With climate change the frequency and severity of drought in many northern ecosystems has increased. Climate change also promotes range shifts of species from their original range to cooler and wetter regions (higher altitudes and latitudes). During range expansion, plants may lose genetic diversity, and this loss may be particularly detrimental to expanding species adaptation during drought scenarios. However, it still remains unclear how genetic diversity changes during range expansion and if changes affect plant fitness in response to stress. Here, we compare the effect of early- and late-season drought on Geranium lucidum, which is expanding its range northwards within Europe, to Geranium dissectum which is native within the same area. Seeds of both species were collected from southern and northern populations and were grown to test for interacting effects of drought and origin on range expanding plants. After 12 weeks of growth, plants were harvested and measured for above and belowground biomass. Additionally, RADseq was used to assess the genetic diversity of the two species across the range.
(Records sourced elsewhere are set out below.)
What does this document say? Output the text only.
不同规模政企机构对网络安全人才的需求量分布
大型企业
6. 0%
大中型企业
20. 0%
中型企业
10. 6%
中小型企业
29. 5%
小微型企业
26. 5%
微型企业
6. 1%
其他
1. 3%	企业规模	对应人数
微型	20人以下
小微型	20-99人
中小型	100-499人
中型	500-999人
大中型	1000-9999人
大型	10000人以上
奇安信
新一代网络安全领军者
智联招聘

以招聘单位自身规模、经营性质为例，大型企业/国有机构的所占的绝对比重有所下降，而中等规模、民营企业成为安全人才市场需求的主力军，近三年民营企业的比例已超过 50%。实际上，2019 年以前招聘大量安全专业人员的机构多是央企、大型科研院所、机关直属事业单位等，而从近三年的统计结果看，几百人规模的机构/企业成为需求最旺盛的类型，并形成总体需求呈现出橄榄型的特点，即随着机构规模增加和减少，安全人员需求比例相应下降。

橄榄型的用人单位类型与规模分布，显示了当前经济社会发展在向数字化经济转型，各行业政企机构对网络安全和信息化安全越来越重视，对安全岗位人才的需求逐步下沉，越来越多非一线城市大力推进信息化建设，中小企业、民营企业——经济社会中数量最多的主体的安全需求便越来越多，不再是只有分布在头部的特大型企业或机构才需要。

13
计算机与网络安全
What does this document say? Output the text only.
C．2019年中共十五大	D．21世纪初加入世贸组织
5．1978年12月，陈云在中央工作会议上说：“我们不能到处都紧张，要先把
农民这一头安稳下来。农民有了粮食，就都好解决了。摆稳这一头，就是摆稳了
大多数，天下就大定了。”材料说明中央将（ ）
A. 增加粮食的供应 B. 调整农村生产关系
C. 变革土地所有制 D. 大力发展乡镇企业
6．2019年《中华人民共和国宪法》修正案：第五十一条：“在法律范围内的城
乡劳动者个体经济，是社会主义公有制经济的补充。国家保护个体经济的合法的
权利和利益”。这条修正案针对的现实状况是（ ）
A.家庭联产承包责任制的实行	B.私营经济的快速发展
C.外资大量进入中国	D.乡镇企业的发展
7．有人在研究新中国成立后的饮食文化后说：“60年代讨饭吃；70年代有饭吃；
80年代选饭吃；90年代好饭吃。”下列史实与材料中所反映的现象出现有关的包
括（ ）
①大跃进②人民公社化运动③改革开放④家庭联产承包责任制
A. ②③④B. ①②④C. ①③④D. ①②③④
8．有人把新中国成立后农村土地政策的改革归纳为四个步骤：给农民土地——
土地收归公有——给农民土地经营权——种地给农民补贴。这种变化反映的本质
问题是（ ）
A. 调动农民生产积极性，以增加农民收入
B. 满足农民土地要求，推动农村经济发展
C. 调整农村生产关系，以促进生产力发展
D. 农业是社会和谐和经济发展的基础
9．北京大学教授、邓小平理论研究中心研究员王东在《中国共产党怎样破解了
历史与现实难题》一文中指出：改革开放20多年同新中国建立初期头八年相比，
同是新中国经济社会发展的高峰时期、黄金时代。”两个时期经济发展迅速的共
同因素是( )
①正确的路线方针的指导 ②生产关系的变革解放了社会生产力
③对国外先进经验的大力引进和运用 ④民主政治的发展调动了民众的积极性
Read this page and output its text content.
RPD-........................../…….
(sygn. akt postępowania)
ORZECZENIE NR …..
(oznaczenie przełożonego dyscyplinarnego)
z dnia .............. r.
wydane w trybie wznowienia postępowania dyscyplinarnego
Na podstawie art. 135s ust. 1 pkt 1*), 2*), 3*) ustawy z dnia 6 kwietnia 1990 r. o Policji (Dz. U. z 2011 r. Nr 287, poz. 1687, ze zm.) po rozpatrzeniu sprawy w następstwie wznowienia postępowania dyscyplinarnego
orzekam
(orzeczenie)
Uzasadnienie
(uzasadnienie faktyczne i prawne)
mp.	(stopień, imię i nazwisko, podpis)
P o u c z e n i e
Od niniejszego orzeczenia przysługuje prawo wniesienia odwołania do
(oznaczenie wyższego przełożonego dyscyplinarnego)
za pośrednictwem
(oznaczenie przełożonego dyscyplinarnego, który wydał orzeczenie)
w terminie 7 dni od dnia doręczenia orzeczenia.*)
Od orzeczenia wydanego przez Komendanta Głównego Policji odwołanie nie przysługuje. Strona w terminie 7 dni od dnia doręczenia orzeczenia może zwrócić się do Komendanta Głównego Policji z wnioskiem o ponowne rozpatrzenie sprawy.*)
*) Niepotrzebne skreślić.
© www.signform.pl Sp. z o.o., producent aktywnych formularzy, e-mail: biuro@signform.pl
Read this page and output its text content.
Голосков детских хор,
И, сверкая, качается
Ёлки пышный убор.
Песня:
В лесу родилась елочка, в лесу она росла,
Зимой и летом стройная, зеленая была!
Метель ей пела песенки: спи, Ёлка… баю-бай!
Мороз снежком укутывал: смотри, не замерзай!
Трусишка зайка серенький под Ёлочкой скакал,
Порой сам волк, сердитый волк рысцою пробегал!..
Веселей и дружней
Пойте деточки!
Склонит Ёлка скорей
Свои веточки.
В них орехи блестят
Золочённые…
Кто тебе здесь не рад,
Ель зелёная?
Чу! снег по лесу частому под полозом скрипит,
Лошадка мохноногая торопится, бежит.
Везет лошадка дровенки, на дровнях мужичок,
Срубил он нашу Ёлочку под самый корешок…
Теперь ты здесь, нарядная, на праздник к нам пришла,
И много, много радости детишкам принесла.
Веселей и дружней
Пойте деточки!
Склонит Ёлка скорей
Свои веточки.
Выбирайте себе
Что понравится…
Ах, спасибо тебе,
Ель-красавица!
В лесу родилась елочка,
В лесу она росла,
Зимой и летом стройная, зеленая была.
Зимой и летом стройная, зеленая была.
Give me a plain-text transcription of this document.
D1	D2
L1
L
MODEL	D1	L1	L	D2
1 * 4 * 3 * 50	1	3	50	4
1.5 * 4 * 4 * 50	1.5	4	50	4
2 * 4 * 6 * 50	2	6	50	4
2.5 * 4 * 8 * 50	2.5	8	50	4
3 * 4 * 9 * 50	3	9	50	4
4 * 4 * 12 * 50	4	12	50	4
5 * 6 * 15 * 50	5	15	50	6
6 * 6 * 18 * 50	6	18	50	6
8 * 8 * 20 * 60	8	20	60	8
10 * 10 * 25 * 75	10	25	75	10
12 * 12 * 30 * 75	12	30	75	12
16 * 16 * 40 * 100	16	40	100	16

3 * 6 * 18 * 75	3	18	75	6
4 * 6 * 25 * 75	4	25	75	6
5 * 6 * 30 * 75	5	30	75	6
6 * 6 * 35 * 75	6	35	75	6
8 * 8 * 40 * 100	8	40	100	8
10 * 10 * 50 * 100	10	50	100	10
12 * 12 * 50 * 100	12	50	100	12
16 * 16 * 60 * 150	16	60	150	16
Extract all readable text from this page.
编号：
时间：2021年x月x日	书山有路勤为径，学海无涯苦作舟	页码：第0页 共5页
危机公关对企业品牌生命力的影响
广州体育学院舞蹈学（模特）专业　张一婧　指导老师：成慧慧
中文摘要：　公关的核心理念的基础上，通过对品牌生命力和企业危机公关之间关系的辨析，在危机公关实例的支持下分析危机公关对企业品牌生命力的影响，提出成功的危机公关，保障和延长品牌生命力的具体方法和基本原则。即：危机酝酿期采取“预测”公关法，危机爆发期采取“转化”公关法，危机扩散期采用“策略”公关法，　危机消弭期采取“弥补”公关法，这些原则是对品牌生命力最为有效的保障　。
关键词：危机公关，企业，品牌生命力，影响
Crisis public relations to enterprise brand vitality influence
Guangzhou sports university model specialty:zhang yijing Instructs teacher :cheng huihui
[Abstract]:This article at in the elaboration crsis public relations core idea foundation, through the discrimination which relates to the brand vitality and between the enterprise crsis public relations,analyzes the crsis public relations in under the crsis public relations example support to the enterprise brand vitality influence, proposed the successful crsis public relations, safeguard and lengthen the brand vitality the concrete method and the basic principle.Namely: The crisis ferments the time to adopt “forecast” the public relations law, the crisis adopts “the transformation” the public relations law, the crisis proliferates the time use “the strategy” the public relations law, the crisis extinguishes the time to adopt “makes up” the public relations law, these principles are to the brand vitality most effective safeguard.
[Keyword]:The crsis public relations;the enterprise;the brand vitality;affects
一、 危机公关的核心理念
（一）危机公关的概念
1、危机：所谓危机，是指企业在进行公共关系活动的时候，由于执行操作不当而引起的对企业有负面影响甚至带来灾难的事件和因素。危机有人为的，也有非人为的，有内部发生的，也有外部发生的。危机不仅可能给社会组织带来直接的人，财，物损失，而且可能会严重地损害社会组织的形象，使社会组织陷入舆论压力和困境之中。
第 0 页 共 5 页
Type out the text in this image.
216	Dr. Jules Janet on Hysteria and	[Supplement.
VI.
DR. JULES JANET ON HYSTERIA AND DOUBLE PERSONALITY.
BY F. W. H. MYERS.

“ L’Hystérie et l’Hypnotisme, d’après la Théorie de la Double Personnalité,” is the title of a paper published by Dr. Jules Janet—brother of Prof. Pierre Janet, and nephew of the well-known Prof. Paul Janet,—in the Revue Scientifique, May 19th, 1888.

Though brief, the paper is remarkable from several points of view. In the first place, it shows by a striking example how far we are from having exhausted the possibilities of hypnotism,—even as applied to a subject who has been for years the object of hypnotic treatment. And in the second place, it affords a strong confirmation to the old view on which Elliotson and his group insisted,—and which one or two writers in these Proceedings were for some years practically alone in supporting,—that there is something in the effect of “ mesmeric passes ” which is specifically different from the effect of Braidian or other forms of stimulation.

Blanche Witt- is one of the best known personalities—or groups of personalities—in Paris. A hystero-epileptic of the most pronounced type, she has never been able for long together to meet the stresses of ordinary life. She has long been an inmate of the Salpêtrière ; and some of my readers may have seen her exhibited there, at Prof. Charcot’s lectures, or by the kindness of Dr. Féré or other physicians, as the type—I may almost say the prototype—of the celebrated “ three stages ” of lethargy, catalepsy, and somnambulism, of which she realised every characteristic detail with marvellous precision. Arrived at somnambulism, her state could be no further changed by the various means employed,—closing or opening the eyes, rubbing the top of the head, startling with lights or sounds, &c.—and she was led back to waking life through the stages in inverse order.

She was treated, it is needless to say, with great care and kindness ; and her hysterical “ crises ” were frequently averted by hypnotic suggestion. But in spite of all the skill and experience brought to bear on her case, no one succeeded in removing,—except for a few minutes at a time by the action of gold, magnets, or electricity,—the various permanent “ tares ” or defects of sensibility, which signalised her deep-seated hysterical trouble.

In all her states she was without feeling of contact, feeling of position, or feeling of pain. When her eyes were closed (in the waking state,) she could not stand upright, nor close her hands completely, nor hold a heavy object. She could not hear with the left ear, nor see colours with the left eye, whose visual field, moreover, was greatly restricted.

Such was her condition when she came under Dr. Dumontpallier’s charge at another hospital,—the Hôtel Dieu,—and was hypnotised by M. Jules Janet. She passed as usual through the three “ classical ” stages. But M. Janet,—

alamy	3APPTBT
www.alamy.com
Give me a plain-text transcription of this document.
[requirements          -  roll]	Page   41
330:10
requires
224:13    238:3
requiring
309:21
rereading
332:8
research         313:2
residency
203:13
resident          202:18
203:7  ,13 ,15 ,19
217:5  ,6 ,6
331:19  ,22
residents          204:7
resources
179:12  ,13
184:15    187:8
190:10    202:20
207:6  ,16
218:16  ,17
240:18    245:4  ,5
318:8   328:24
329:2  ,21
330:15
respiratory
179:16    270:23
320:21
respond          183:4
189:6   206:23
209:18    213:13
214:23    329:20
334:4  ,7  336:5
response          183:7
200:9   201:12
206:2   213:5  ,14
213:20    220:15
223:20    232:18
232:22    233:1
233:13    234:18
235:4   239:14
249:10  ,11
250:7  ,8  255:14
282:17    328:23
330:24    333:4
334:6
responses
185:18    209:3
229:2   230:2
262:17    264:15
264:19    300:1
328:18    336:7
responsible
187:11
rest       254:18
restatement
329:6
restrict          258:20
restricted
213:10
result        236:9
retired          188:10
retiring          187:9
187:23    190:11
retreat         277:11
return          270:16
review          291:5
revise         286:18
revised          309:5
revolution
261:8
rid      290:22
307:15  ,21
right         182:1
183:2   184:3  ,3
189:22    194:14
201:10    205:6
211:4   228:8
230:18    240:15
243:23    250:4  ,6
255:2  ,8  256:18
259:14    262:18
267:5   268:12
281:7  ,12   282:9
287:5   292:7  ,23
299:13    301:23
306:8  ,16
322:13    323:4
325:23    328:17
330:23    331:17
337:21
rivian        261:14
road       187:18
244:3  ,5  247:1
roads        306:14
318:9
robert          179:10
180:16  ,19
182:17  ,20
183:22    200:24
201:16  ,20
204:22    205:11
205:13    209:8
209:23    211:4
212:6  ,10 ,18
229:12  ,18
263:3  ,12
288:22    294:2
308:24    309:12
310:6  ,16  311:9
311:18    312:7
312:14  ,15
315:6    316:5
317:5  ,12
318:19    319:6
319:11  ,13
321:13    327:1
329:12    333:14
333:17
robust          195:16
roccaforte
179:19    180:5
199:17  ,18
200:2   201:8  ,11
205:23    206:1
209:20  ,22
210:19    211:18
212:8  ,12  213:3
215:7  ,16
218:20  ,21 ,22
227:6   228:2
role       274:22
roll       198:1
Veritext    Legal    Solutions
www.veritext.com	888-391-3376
We hypothesized that range expanding species would perform worse under both drought conditions, compared to native species, because native populations were expected to have higher genetic diversity.
Results/Conclusions
We found that early season drought had a greater negative impact than the late season drought on both species. However, range expanders did not perform considerably worse than natives in response to drought. Interestingly seed origin for both species had a significant effect on drought responses, where seeds collected from the north were more negatively affected by all drought treatments. We also observed an effect of seed origin on the timing of flowering. The drought responses could be partially explained by plant genetic diversity as genotypes form the South (and not present in the Northern range) responded better to drought stress. Overall, this work demonstrates that regardless of the genetic structure, the timing of drought can be very important for plant success and development, yet the interactive effects of drought and genetic diversity are important for the success of range expanders in novel ecosystems. The results of this study provide empirical evidence for genetically homogeneous range-expansion and reveal fundamental insights into the evolutionary processes underlying the ability of range-expanding species to cope with environmental stress. Furthermore, this work in combination with climate predictions can provide insight into the success of range expanding plants under extreme weather events in novel ecosystems.